Il n’est donc pas possible de sortir de la crise de l’Université de Dakar et de l’Ecole publique en général, sans remettre totalement en cause l’option stratégique de réduction des coûts unitaires de l’Enseignement supérieur.
A la place, il faudrait une option d’ajustement des coûts unitaires à la hausse, en fonction de l’inflation, et la mise en œuvre d’une gestion transparente des ressources financières et humaines, dans le cadre de l’application des accords sur la « gestion démocratique du personnel de l’Education », arrachés de haute lutte par les syndicats d’Enseignants.
Pour ce faire, il urge d’organiser un vaste mouvement rassemblement de la Communauté universitaire, pour regrouper les Syndicats d’Enseignement supérieur, les Amicales d’étudiants de Facultés, et les syndicats du Personnel Administratif, Technique du Supérieur (PATS), pour arracher de l’Etat cette option alternative de financement et de gestion démocratique de l’Enseignement supérieur.
Les luttes sectorielles, à ce niveau, ont atteint leurs limites et ne peuvent qu’entretenir un climat de tension sociale et de déstabilisation de l’institution universitaire, qui est peu propice aux enseignements et aux apprentissages.
Ces luttes sectorielles vont donc tout droit dans le sens de détérioration des conditions de travail du personnel enseignant et non enseignant, et des conditions d’études et de vie des étudiants ; ce qui est l’objectif visé par l’option de « réduction des coûts unitaires ».
Il devrait être évident pour tous, que l’éradication de l’analphabétisme, la lutte contre les abandons scolaires et la violence dans l’espace scolaire et universitaire, ne peuvent prospérer, que si l’Ecole publique, dans ses paliers élémentaire, secondaire et supérieur, redevient un véritable « ascenseur social ».
Il est regrettable que l’Ecole publique ait pu jouer ce rôle même sous le colonialisme, pour ne plus le jouer plus de 40 ans après nos Indépendances.
Dakar le 4 Mai 2008
Ibrahima Sène PIT/SENEGAL
Post script : Le nombre de Bacheliers tourne autour de 40. 000 actuellement, et les 5 universités publiques n’arrivent pas à les accueillir tous, au point que l’Etat ait décidé de recourir au privé pour y orienter l’excédent, aux frais des finances publiques.
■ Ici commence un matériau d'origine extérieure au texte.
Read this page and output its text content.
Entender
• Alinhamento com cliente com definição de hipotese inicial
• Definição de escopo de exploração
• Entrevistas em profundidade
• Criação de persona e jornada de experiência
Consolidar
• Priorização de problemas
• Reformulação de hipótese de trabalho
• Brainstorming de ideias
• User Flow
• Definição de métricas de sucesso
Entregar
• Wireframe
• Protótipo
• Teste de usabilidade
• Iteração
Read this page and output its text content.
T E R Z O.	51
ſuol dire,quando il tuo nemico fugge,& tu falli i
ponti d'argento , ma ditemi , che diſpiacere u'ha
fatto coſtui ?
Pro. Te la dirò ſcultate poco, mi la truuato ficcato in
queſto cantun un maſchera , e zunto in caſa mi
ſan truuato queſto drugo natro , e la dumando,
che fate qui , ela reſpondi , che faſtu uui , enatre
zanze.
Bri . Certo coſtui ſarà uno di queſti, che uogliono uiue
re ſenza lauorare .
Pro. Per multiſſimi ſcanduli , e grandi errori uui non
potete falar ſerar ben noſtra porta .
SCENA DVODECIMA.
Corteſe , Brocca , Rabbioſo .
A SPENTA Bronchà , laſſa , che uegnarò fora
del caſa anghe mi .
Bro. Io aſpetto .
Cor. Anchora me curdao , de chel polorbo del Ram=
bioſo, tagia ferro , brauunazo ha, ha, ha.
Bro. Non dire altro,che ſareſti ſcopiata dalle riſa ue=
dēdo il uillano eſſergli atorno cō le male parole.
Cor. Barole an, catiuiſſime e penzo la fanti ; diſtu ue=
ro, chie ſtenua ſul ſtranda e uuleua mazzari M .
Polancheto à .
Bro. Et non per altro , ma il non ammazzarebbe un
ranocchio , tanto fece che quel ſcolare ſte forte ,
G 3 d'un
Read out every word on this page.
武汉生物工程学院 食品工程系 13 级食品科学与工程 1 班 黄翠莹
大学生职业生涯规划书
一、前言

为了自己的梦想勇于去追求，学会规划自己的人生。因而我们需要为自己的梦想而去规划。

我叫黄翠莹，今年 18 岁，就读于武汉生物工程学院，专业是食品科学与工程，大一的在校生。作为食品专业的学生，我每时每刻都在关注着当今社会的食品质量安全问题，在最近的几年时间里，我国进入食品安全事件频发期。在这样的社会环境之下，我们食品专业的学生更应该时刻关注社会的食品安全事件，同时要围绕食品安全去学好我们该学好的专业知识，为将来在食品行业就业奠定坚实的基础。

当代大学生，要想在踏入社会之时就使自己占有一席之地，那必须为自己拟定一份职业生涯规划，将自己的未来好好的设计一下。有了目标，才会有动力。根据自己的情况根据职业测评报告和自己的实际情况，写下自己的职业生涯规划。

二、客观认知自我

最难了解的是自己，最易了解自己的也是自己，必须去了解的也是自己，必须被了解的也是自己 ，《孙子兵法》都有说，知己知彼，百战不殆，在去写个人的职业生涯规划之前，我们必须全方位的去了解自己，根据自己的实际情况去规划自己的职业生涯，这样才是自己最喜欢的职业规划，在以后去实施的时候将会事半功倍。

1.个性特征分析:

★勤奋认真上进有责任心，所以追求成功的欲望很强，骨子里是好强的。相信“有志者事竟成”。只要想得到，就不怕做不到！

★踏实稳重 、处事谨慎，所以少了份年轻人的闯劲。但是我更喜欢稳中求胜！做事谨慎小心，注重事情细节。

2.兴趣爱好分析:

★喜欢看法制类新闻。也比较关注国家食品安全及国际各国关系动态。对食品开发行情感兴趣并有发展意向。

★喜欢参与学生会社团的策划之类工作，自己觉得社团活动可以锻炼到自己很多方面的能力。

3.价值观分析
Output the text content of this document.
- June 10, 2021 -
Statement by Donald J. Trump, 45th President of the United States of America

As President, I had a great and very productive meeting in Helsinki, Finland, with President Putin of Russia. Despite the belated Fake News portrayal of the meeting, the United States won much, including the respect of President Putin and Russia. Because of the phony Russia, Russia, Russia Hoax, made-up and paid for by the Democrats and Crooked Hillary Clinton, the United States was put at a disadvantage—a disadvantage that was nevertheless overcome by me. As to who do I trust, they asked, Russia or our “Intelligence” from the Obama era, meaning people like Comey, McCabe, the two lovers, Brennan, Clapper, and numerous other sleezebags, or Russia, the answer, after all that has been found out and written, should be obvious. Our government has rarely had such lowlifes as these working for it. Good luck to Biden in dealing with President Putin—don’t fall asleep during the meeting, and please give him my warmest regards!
Cette situation serait budgétairement insupportable dans le moyen terme, au vu des prévisions qui portent le nombre de bacheliers à 50.802 à l’horizon 2015.
L’on aurait cru donc que le Sénégal vit une crise d’excès de Bacheliers alors que leur nombre rapporté à leur classe d’âge représente moins de 5 % !.
De » même, la dégradation des conditions d’Etudes dans le secondaire fait que seuls 15,5 % des candidats décrochent le bac au premier tour. Mais, une fois à l’université avec sa crise, seuls 10,3 % d’entre eux obtiennent la maîtrise au bout de 4 ans » ! Et la proportion des titulaires de maîtrise par promotion de bacheliers n’atteindra 43,4 % qu’au bout d’un séjour de 9 ans à l’université !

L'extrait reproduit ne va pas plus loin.